Though restraints on judicial decisions are not readily apparent, explicit checks on judicial power do exist. First, the systemic organization of the judiciary limits ability to review legislation because of its retrospective nature.

Second, legislators have the option of creating laws that overturn judicial decision.

Third, after the Marbury v. Madison decision, the role of the courts is limited to review of the laws and mandates by Congress and the President to determine if those decrees conform to the Constitution. 5 U.S. 137, 138 (1803).

While these three principals confine the ability of the courts to create law, the grey area provides wide latitude for the court to determine what fits within the ambit of the constitution. Fears of abuse of power are unwarranted here. The appeals process provides stability and balance within the system.

Further constraints placed on the judiciary will limit the power and purpose of Article III. These limitations will break down the current balance providing uncheckable power to the other two branches. In order to preserve the façade of independence in the judicial branch, it must operate without further checks aimed at freeing up power in the other two branches. The equilibrium established by the founding fathers has lasted for over two hundred year, alerting that balance in underhanded and arbitrary ways to mold decisions of the court would pervert the purpose and debase the Constitution.
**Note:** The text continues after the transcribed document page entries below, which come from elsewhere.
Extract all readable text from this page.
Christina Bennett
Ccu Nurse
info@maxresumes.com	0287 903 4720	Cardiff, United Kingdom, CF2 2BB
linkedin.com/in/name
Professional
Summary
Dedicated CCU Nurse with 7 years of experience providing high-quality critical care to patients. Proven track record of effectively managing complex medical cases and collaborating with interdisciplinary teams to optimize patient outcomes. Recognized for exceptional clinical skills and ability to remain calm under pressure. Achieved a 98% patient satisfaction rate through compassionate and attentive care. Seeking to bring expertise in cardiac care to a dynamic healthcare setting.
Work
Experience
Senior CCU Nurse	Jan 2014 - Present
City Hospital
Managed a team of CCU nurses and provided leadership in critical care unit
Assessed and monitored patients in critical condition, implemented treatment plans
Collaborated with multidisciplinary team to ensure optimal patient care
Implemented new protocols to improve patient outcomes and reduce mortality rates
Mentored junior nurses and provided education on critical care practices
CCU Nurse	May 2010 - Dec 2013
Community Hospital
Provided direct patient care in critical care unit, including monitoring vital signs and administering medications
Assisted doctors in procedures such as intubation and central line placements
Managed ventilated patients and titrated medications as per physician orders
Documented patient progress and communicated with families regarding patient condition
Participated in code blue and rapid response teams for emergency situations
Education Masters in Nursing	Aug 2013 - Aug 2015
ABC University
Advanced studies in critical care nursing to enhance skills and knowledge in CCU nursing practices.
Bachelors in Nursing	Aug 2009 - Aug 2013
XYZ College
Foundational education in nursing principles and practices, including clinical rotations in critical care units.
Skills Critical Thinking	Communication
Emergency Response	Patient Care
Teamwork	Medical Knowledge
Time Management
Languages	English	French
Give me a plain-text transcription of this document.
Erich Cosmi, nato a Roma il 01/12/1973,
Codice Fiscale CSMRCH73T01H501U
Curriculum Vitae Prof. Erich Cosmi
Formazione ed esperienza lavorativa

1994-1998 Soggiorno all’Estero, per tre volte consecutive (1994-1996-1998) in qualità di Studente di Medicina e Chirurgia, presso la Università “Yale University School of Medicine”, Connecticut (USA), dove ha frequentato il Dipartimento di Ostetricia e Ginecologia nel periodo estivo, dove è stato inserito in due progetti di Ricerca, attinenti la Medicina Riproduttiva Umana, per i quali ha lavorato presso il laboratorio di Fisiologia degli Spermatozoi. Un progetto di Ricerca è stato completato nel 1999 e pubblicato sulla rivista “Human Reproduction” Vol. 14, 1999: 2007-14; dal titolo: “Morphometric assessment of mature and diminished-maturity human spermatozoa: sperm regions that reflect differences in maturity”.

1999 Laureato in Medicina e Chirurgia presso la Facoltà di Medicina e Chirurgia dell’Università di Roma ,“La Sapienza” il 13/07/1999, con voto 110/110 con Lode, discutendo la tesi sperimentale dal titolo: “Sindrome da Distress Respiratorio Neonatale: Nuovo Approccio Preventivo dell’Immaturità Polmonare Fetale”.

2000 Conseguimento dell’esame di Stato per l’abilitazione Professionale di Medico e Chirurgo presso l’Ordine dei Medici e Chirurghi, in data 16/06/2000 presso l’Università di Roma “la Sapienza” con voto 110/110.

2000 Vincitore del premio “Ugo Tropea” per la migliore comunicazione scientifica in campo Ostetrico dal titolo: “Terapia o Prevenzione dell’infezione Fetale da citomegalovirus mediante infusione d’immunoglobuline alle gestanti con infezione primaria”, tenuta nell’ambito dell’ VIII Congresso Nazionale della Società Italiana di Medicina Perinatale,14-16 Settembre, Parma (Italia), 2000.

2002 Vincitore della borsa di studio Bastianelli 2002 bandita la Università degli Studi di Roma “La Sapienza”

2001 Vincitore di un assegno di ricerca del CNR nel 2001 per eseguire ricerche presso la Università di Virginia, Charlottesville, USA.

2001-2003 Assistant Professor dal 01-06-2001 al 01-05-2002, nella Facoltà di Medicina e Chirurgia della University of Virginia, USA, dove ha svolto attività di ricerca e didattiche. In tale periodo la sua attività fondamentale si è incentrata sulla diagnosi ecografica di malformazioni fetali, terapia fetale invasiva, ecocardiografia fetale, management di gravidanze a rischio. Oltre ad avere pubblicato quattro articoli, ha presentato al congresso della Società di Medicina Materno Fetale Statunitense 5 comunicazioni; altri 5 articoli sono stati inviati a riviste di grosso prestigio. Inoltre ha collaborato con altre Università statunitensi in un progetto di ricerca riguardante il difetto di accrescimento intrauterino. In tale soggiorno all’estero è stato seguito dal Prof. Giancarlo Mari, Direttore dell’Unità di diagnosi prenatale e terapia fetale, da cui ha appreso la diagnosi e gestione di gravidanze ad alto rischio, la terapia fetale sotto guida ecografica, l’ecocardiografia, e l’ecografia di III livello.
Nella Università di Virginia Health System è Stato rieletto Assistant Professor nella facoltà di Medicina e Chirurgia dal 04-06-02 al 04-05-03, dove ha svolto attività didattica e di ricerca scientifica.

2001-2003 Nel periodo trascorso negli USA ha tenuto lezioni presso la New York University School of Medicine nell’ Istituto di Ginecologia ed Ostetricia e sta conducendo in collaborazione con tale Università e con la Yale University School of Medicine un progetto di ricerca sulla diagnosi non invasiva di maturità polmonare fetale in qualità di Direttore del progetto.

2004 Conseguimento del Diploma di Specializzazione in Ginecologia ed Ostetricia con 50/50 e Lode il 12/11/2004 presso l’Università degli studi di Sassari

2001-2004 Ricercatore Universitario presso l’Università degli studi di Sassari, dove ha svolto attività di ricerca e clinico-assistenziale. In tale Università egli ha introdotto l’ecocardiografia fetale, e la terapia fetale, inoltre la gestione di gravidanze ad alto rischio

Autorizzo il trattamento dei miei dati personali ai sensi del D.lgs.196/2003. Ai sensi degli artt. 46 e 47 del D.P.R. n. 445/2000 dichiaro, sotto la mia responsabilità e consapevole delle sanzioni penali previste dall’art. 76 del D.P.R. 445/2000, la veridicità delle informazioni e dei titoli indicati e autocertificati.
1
Bipartisan Congress has reached a settlment to avoid the so-called nuclear option that would amend congressional rules that would abolish the filibuster. As voters, we should be concerned that the majority in Congress is so willing to destroy the delicate balance the filibuster provides between the minority and majority. Standing on party lines remains the most dangerous part of the legislative process. Unless both sides focus on what is good for the people, not their campaign boosters, the dichotomy of bipartisanism will tear legislative government apart.

Thursday, June 09, 2005


The Grey Area came from a column I have in the student news paper while a student at the Valparaiso University School of Law. The Grey Area aimed to contemplate legal and social issues at the forefront of current events or social conscious. The Blogger version of the Grey Area aims to do the same, but with more frequency. As I write this, I will continue to pen the pages of "The Forum" (the VUSL student newspaper) with the the same prose that fills these pages. Similarly, the monthly installment of the Grey Area appearing in "The Forum" will be posted here.

I want to provoke conversation. I want to tackle tough issues, and at times the best way to do so is to play devil's advocate. As a student of the law, another goal is to utilize the vastness of the internet as a medium for Constitutionally protected discourse. Enjoy, make comments, get pissed off, write your congressman or the President, only the people in a democracy can effectuate change.